What Does Position Sizing Mean When Holding Crypto?
Two people can hold the exact same asset and experience very different consequences from its price swings, simply because of how large that holding is relative to everything else they own.
The short answer
Position sizing refers to how much of a portfolio’s total value is allocated to a single asset or category of assets. In a crypto context, it describes what share of someone’s overall holdings is made up of crypto assets, and it matters more here than in many other asset classes because crypto’s price swings tend to be larger and faster than those of more established investments.
Why position sizing is a distinct concept from asset selection
Choosing which assets to hold and deciding how much of each to hold are two separate decisions. An asset can be well understood and still create outsized risk in a portfolio purely because of how large a share it occupies — the size of the allocation, not just the nature of the asset itself, determines how much a single price move can affect the portfolio as a whole. This is one reason position sizing is often discussed alongside diversification, since spreading holdings across different assets and appropriately sizing each one are complementary, not identical, concepts.

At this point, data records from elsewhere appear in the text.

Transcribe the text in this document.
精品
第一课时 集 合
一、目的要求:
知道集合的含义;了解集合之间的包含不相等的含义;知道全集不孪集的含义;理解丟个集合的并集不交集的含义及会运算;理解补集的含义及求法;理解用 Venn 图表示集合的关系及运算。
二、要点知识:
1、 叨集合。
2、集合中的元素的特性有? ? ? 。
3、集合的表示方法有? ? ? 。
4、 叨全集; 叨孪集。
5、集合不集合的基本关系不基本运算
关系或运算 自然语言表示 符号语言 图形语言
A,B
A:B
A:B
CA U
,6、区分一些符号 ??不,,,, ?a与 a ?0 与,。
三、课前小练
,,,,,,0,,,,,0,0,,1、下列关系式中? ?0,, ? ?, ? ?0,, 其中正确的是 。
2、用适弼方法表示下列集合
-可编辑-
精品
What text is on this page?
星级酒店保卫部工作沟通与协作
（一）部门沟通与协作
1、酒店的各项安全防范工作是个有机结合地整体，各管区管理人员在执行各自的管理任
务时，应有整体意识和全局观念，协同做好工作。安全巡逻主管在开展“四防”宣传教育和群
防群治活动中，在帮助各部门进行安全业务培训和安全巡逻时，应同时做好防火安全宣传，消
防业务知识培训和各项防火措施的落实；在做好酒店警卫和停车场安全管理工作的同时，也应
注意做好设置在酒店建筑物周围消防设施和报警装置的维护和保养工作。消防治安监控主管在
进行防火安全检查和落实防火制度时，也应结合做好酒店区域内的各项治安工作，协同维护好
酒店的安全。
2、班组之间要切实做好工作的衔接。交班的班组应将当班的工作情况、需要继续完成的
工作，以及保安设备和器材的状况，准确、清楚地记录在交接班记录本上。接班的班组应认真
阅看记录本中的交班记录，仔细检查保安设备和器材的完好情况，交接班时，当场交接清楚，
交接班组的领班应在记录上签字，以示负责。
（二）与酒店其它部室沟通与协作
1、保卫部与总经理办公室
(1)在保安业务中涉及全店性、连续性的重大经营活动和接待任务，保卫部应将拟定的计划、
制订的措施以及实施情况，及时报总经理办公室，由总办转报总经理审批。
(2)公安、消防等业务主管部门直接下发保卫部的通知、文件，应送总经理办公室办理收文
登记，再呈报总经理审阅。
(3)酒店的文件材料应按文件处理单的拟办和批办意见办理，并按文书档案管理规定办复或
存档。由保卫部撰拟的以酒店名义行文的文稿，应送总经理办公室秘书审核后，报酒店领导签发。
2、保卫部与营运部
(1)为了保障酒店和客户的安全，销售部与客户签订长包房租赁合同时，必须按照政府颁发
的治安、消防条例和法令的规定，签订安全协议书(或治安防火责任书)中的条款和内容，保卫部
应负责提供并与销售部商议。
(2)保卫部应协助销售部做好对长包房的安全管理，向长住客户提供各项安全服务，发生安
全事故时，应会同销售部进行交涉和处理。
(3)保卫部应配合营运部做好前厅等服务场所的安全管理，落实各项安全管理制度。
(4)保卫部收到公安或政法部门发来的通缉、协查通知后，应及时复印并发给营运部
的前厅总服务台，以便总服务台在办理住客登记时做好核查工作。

Why crypto’s volatility makes this concept especially relevant
Crypto prices have historically moved by large percentages over short periods, a pattern explored in more depth in why cryptocurrency price is so volatile. A given percentage swing in an asset that makes up a small share of a portfolio has a proportionally small effect on the portfolio’s total value; that same percentage swing in an asset making up a much larger share has a correspondingly larger effect. Because crypto swings tend to be more pronounced than those of many traditional assets, the position size occupied by crypto holdings has an outsized influence on how much day-to-day volatility a portfolio as a whole experiences.
Concepts that typically factor into position sizing discussions
- Total portfolio value. Position size is inherently a relative measure — the same dollar amount of crypto represents a very different position size in a small portfolio versus a large one.
- Correlation with other holdings. How an asset’s price movements relate to the rest of a portfolio affects how its size influences overall volatility, since assets that move together concentrate risk differently than assets that move independently.
- Liquidity and time horizon. How easily and quickly a position could realistically be adjusted is a separate factor from its size, and the two interact — a large position in a less liquid asset behaves differently than a large position in a highly liquid one.
- Capacity to absorb loss. Because crypto carries no FDIC or SIPC protection — a gap explored further in whether SIPC insurance covers crypto held at a brokerage — and prices can move sharply and irreversibly, the concept of position sizing is closely tied to how much volatility a given portfolio structure can absorb without disrupting other financial goals.
Why this is a framework, not a formula
Position sizing is a way of thinking about portfolio structure, not a fixed rule that produces the same answer for everyone. The considerations above — total portfolio size, correlation, liquidity, and loss capacity — interact differently depending on individual circumstances, financial goals, and how the rest of a portfolio is structured. Because of that, position sizing is a concept to understand and apply thoughtfully, not a one-size-fits-all number.
What to weigh
Position sizing separates “what to hold” from “how much of it to hold,” and that second question carries particular weight for an asset class known for pronounced volatility. Understanding the concept means recognizing that a position’s impact on a portfolio comes from its relative size just as much as from the asset’s own price behavior — two factors worth evaluating together rather than in isolation.